The Risk of Pure Conceptualism

Projects that cling to pure Web3 conceptualism without embracing the pragmatism of Web2 risk missing out on the next wave of AI Agent innovation. The future of AI lies in the intersection of these two worlds, where the ideals of Web3 are tempered by the practicality of Web2. A balanced approach is essential for building successful and sustainable Web3 AI applications.

The Web3 AI community needs to be more open to collaboration and experimentation. By embracing the lessons learned from Web2 and incorporating them into their development processes, they can avoid the pitfalls of pure conceptualism and build AI applications that are both innovative and practical.

The Future of AI Agents: A Synthesis of Ideals and Pragmatism

In a nutshell, the new momentum of the next wave of AI Agent is brewing, but it is no longer the pure narrative and concept-hyping posture of the past, but must be supported by pragmatism and application landing. This shift towards practicality is driven by the growing demand for real-world solutions and the increasing maturity of the Web3 ecosystem.

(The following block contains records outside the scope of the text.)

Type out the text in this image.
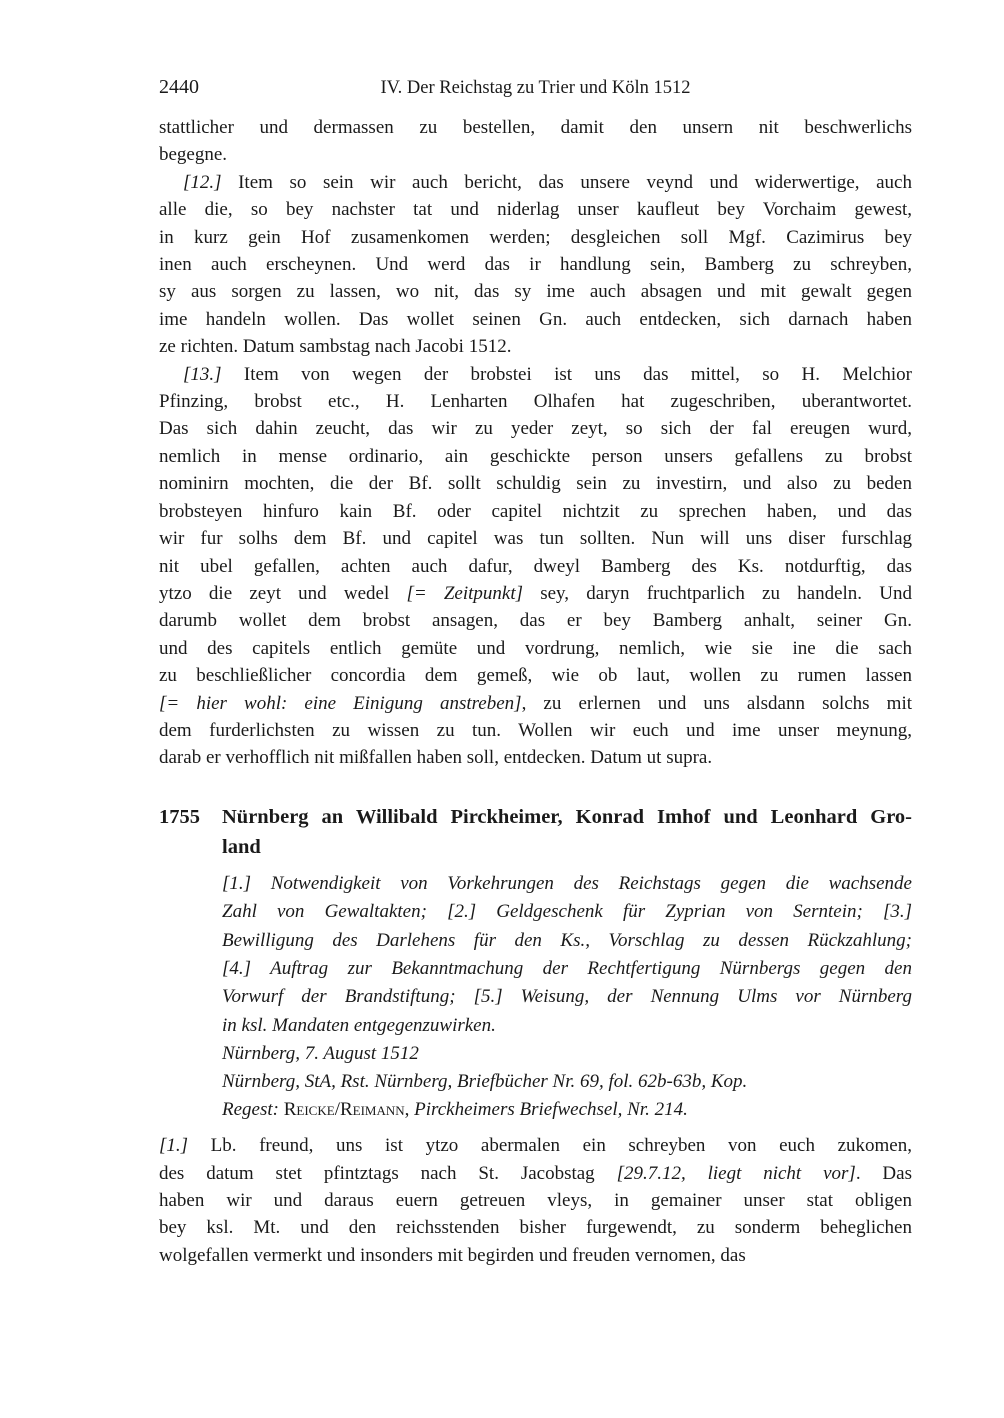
2440	IV. Der Reichstag zu Trier und Köln 1512
stattlicher und dermassen zu bestellen, damit den unsern nit beschwerlichs
begegne.
[12.] Item so sein wir auch bericht, das unsere veynd und widerwertige, auch
alle die, so bey nachster tat und niderlag unser kaufleut bey Vorchaim gewest,
in kurz gein Hof zusamenkomen werden; desgleichen soll Mgf. Cazimirus bey
inen auch erscheynen. Und werd das ir handlung sein, Bamberg zu schreyben,
sy aus sorgen zu lassen, wo nit, das sy ime auch absagen und mit gewalt gegen
ime handeln wollen. Das wollet seinen Gn. auch entdecken, sich darnach haben
ze richten. Datum sambstag nach Jacobi 1512.
[13.] Item von wegen der brobstei ist uns das mittel, so H. Melchior
Pfinzing, brobst etc., H. Lenharten Olhafen hat zugeschriben, uberantwortet.
Das sich dahin zeucht, das wir zu yeder zeyt, so sich der fal ereugen wurd,
nemlich in mense ordinario, ain geschickte person unsers gefallens zu brobst
nominirn mochten, die der Bf. sollt schuldig sein zu investirn, und also zu beden
brobsteyen hinfuro kain Bf. oder capitel nichtzit zu sprechen haben, und das
wir fur solhs dem Bf. und capitel was tun sollten. Nun will uns diser furschlag
nit ubel gefallen, achten auch dafur, dweyl Bamberg des Ks. notdurftig, das
ytzo die zeyt und wedel [= Zeitpunkt] sey, daryn fruchtparlich zu handeln. Und
darumb wollet dem brobst ansagen, das er bey Bamberg anhalt, seiner Gn.
und des capitels entlich gemüte und vordrung, nemlich, wie sie ine die sach
zu beschließlicher concordia dem gemeß, wie ob laut, wollen zu rumen lassen
[= hier wohl: eine Einigung anstreben], zu erlernen und uns alsdann solchs mit
dem furderlichsten zu wissen zu tun. Wollen wir euch und ime unser meynung,
darab er verhofflich nit mißfallen haben soll, entdecken. Datum ut supra.
1755 Nürnberg an Willibald Pirckheimer, Konrad Imhof und Leonhard Gro-
land
[1.] Notwendigkeit von Vorkehrungen des Reichstags gegen die wachsende
Zahl von Gewaltakten; [2.] Geldgeschenk für Zyprian von Serntein; [3.]
Bewilligung des Darlehens für den Ks., Vorschlag zu dessen Rückzahlung;
[4.] Auftrag zur Bekanntmachung der Rechtfertigung Nürnbergs gegen den
Vorwurf der Brandstiftung; [5.] Weisung, der Nennung Ulms vor Nürnberg
in ksl. Mandaten entgegenzuwirken.
Nürnberg, 7. August 1512
Nürnberg, StA, Rst. Nürnberg, Briefbücher Nr. 69, fol. 62b-63b, Kop.
Regest: Reicke/Reimann, Pirckheimers Briefwechsel, Nr. 214.
[1.] Lb. freund, uns ist ytzo abermalen ein schreyben von euch zukomen,
des datum stet pfintztags nach St. Jacobstag [29.7.12, liegt nicht vor]. Das
haben wir und daraus euern getreuen vleys, in gemainer unser stat obligen
bey ksl. Mt. und den reichsstenden bisher furgewendt, zu sonderm beheglichen
wolgefallen vermerkt und insonders mit begirden und freuden vernomen, das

The future of AI Agents lies in a synthesis of ideals and pragmatism. By combining the visionary goals of Web3 with the practical approach of Web2, we can create a new generation of AI-powered applications that are both innovative and impactful. The next wave of AI Agent development will be driven by practical applications and real-world value, not just hype and empty promises. It is an era of concrete achievements. Web3 AI agent is ready to take off.